Térence : repères biographiques, répertoire des œuvres Publius Terentius Afer

Est genus hominum qui esse primos se omnium rerum volunt,
nec sunt : hos consector ; hisce ego non paro me ut rideant,
sed eis ultro adrideo et eorum ingenia admiror simul.


« Il est une espèce d’hommes qui prétendent être les premiers en tout
et qui ne le sont pas ;
c'est à eux que je m’attache ; je ne me mets pas à leur service
pour qu’ils rient de moi :
c’est moi qui leur ris le premier, en m’extasiant en même temps
sur leur génie. »


Térence, L’Eunuque, vers 248-250

 

« C’est une étrange entreprise que celle de faire rire les honnêtes gens. »

 

Molière, La Critique de L’École des femmes, scène 6

Térence (env. 190 - 159 avant J.-C.) est considéré comme le plus grand auteur comique latin avec Plaute (env. 254 - 184 avant J.-C.), qui était de quelque soixante ans son aîné. L'essentiel de sa vie nous est connu par le témoignage de l'historien Suétone (IIe siècle après J.-C.) qui a écrit une Vita Terentii (Vie de Térence), reproduite par le grammairien Donat, commentateur de Térence au IVe siècle, ainsi que par les différentes didascalies accompagnant ses œuvres.
D'origine étrangère (berbère ? punique ?), Publius Terentius Afer est né entre 192 et 185 avant J.-C., en Afrique du Nord - ce qui lui vaut son surnom d'Afer ("l'Africain") -, sans doute à Carthage, que les Romains viennent d'écraser à la fin de la deuxième guerre punique (202 avant J.-C.). Vraisemblablement issu d'une bonne famille, il est présenté comme un beau jeune homme frêle, de taille moyenne, "au teint basané", de santé fragile (d'après Suétone).
Enlevé par des pirates, il est vendu à Rome comme esclave à un éminent sénateur romain, Terentius Lucanus, qui, séduit par sa beauté et sa sensibilité, décèle en lui des talents précoces pour la littérature. Ce maître généreux lui fait donner une éducation d'homme libre et l'affranchit rapidement. Publius prend alors le nom de sa famille d'accueil, les Terentii.
Distingué par Caecilius Statius, un vieil auteur comique en renom, Térence fait représenter sa première comédie, L'Andrienne, en 166 avant J.-C. Il est désormais accueilli dans la société des grandes familles aristocratiques, adeptes ferventes de l'hellénisme, et devient le poète attitré des cercles érudits, ceux des Scipion, des Laelii et des Aemilii.
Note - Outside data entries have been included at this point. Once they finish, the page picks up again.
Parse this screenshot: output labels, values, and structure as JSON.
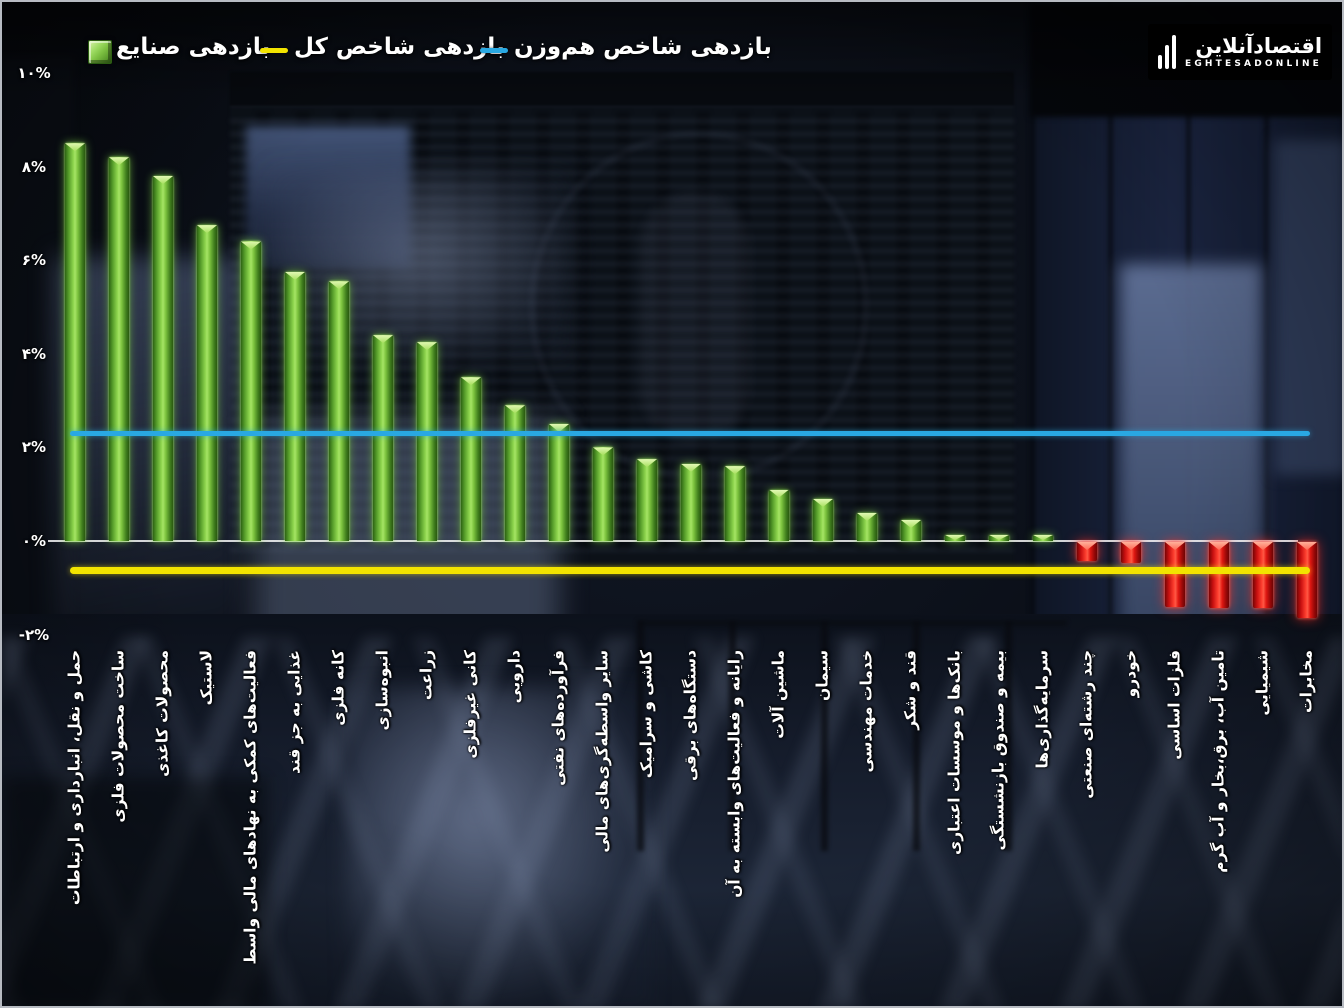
{
  "legend": [
    {
      "label": "بازدهی صنایع",
      "marker": "green-square",
      "color": "#7dc142"
    },
    {
      "label": "بازدهی شاخص کل",
      "marker": "yellow-line",
      "color": "#f2e300"
    },
    {
      "label": "بازدهی شاخص هم‌وزن",
      "marker": "blue-line",
      "color": "#29a8e2"
    }
  ],
  "logo": {
    "fa": "اقتصادآنلاین",
    "en": "EGHTESADONLINE"
  },
  "chart_data": {
    "type": "bar",
    "title": "",
    "series_label": "بازدهی صنایع",
    "categories": [
      "حمل و نقل، انبارداری و ارتباطات",
      "ساخت محصولات فلزی",
      "محصولات کاغذی",
      "لاستیک",
      "فعالیت‌های کمکی به نهادهای مالی واسط",
      "غذایی به جز قند",
      "کانه فلزی",
      "انبوه‌سازی",
      "زراعت",
      "کانی غیرفلزی",
      "دارویی",
      "فرآورده‌های نفتی",
      "سایر واسطه‌گری‌های مالی",
      "کاشی و سرامیک",
      "دستگاه‌های برقی",
      "رایانه و فعالیت‌های وابسته به آن",
      "ماشین آلات",
      "سیمان",
      "خدمات مهندسی",
      "قند و شکر",
      "بانک‌ها و موسسات اعتباری",
      "بیمه و صندوق بازنشستگی",
      "سرمایه‌گذاری‌ها",
      "چند رشته‌ای صنعتی",
      "خودرو",
      "فلزات اساسی",
      "تامین آب، برق،بخار و آب گرم",
      "شیمیایی",
      "مخابرات"
    ],
    "values": [
      8.5,
      8.2,
      7.8,
      6.75,
      6.4,
      5.75,
      5.55,
      4.4,
      4.25,
      3.5,
      2.9,
      2.5,
      2.0,
      1.75,
      1.65,
      1.6,
      1.1,
      0.9,
      0.6,
      0.45,
      0.13,
      0.13,
      0.13,
      -0.4,
      -0.45,
      -1.38,
      -1.42,
      -1.42,
      -1.62
    ],
    "unit": "%",
    "reference_lines": [
      {
        "label": "بازدهی شاخص هم‌وزن",
        "value": 2.3,
        "color": "#29a8e2"
      },
      {
        "label": "بازدهی شاخص کل",
        "value": -0.62,
        "color": "#f2e300"
      }
    ],
    "yticks": [
      "۱۰%",
      "۸%",
      "۶%",
      "۴%",
      "۲%",
      "۰%",
      "-۲%"
    ],
    "ytick_values": [
      10,
      8,
      6,
      4,
      2,
      0,
      -2
    ],
    "ylim": [
      -2.8,
      10.5
    ],
    "grid": false,
    "legend_position": "top",
    "bar_colors": {
      "positive": "#7dc142",
      "negative": "#ee1111"
    },
    "zero_axis_color": "#ffffff"
  }
}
Mais, par jalousie sans doute, on prétend que ses amis Scipion Émilien et Laelius l'aideraient dans ses créations, voire qu'il ne serait que leur prête-nom. Il semble que ce soit Cicéron qui inaugure les soupçons dans une lettre à son ami Atticus (VII, 3) : "On pouvait penser que ses œuvres étaient le fruit de l'écriture de Caius Lélius". À son tour, Montaigne adoptera la légende qui les attribue à Scipion l'Africain "s'amusant et se chatouillant à représenter par écrit en comédies les plus populaires et basses actions des hommes." (Essais, livre III, chapitre 13).
La carrière de Térence, aussi brillante que discutée, demeure fort brève. Après avoir produit six comédies, il quitte Rome, où il ne reviendra plus, en 160 avant J.-C. Il meurt, à peine âgé d'une trentaine d'années, en 159 avant J.-C., au cours d'un voyage en Grèce. Deux versions circulent alors sur les circonstances de sa mort : parti chercher de nouveaux sujets de pièces encore inédites à Rome, il se préparait à ramener les manuscrits de nombreuses comédies de Ménandre, qu'il avait traduites (108, dit-on), lorsque le vaisseau transportant ses bagages aurait fait naufrage ; désespéré par cette perte, il serait mort dans le Péloponnèse, sans doute à Stymphalis en Arcadie. Ou bien il aurait péri lui-même dans le naufrage de son bateau, au large de la côte grecque. Il laisse une fille qui épousera plus tard un chevalier romain.
Alors qu'en principe les pièces n'étaient jouées qu'une seule fois au cours des Jeux (voir Ludi scaenici dans le "Petit dictionnaire pour découvrir le théâtre latin" ), diverses représentations posthumes remirent les comédies de Térence à l'honneur, témoignant ainsi du succès d'une œuvre diversement appréciée de son vivant : ce fut le cas du Phormion  redonnée en 141 et 140 avant J.-C.

Les comédies

Térence n’a écrit que six comédies où il a cherché à égaler ses modèles grecs, Ménandre surtout. Mais pour retenir l’attention d’un public turbulent et avide d’intrigues mouvementées (motoriae), il a souvent "contaminé" les sujets de deux pièces grecques de façon à n’en former qu’une seule, plus riche en action (voir Contaminatio dans le "Petit dictionnaire pour découvrir le théâtre latin"). Tous ses titres sont des noms grecs, selon le goût prononcé pour l’hellénisme dans les milieux aristocratiques qu’il fréquente.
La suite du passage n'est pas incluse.